Soil erosion is a significant problem for farmers and consumers alike. Erosion is a natural process and occurs, to some extent, without the influence of human activity. However, deforestation and practices associated with overfarming remove the components of the soil that help to bind it together and the structures that protect it from the forces of the elements. When this happens, wind and rain can act to draw the nutrient-rich topsoil off the farmland, often depositing it in water courses. This can destroy the productivity of the land and damage the rivers and lakes where the topsoil ends up.
Sea Cliff Erosion
The powerful impact of waves is constantly eroding sea cliffs. Little by little, this undermines the base of the cliff, causing collapses. Over time this causes the coastline to recede inland. For people with property near the cliff this can mean the loss of a valuable financial asset or a treasured home. Roads, farmland and natural ecosystems at the cliff edge will suffer the same fate.
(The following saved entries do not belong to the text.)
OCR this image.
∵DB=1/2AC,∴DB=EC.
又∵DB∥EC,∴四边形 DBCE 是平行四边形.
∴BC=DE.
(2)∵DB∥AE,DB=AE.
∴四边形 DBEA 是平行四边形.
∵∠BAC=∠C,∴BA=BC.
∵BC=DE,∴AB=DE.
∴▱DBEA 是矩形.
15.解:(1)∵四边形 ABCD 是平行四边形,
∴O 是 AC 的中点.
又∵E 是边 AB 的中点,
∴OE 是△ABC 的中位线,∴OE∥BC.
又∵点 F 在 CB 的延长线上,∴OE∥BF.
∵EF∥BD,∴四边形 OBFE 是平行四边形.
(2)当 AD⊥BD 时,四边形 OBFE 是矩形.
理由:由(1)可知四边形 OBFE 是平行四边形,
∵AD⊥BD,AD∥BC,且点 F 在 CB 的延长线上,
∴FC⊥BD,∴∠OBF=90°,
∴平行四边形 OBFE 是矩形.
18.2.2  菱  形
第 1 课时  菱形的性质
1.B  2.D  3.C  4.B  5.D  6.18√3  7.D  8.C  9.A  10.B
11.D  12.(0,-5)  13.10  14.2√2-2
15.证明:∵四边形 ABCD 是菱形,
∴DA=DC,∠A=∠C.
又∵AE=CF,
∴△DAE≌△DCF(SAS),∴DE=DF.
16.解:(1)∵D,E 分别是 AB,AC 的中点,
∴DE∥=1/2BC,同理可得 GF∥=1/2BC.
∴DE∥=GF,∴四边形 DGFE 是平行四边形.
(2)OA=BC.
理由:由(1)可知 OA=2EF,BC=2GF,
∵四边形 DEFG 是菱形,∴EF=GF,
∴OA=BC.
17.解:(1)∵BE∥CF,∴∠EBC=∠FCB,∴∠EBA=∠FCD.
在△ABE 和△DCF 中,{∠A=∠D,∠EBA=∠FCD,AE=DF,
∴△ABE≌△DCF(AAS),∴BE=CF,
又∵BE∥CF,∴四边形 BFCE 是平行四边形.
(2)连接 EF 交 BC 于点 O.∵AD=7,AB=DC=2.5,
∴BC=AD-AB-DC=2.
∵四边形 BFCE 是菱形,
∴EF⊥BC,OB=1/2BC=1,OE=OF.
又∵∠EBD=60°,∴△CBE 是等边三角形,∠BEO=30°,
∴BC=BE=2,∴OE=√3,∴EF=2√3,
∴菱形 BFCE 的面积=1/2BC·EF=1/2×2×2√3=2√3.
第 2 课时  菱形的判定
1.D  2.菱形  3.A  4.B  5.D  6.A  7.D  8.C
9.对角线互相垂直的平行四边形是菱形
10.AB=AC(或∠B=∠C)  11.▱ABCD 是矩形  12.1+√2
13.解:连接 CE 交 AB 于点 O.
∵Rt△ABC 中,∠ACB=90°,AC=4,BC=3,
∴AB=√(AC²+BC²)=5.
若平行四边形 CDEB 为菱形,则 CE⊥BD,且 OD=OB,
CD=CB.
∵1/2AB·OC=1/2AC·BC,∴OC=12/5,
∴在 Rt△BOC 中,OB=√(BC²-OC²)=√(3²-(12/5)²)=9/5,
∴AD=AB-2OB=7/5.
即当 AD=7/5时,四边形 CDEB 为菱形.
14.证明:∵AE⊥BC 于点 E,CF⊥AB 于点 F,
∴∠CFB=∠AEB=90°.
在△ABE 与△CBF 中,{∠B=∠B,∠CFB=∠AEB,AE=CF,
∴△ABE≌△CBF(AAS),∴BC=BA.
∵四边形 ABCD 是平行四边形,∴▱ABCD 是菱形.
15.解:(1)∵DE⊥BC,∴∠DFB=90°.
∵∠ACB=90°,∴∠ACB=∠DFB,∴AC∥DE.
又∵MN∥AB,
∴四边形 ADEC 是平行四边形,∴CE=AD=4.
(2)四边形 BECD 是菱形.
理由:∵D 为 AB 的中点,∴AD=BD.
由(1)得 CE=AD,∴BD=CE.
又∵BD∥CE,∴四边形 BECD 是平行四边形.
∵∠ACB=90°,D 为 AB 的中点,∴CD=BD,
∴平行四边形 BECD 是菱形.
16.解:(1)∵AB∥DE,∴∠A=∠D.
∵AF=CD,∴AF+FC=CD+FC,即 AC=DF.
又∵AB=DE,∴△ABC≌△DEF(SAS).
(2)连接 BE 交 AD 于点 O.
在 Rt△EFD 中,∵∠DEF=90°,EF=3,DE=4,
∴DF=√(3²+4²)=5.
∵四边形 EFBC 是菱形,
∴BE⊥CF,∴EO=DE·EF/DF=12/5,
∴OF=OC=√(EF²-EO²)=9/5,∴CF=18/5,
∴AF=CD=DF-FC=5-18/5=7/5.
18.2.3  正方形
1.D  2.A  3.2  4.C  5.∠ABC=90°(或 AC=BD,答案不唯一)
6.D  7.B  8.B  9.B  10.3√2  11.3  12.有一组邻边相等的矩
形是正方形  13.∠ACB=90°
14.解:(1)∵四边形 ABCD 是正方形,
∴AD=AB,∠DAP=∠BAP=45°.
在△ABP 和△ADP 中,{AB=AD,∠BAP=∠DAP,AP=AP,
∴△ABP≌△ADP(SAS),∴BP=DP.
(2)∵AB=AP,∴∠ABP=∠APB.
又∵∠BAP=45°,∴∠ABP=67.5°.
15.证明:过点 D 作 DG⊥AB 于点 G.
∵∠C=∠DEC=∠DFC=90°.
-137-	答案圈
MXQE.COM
Landslides and Related Disasters
As well as loss of land above sea cliffs, erosion on cliffs and slopes can also cause deaths and damage to property at the foot of erosion site. Aside from people or property buried or otherwise damaged by the flow of soil, mud and debris, sudden deposition of large volumes of rock and soil into water can cause tsunamis. Indeed the largest type of tsunamis, so-called megatsunamis, such as that which occurred near Vajont Dam in Italy in 1963, are caused not by underwater earthquakes, as is usually the case with tsunamis, but by masses of rock and earth dropping suddenly into the water.
Erosion causes fine mud known as silt to be washed off the land and into water courses, which carry it downstream. In the past this erosion was a valued means of improving the fertility of farmland. Most famously, the ancient Egyptians farmed on the banks of the Nile after yearly flooding had deposited nutrient rich silt over the ground. With the building of modern facilities, silting represents a problem to harbours and lakes formed by the damming of rivers. The water courses become filled with silt and become inoperable. The lake behind Aswan dam which now cuts across the Nile is rapidly filling with silt, lowering its capacity and thus its usefulness as a source of water and hydroelectric power.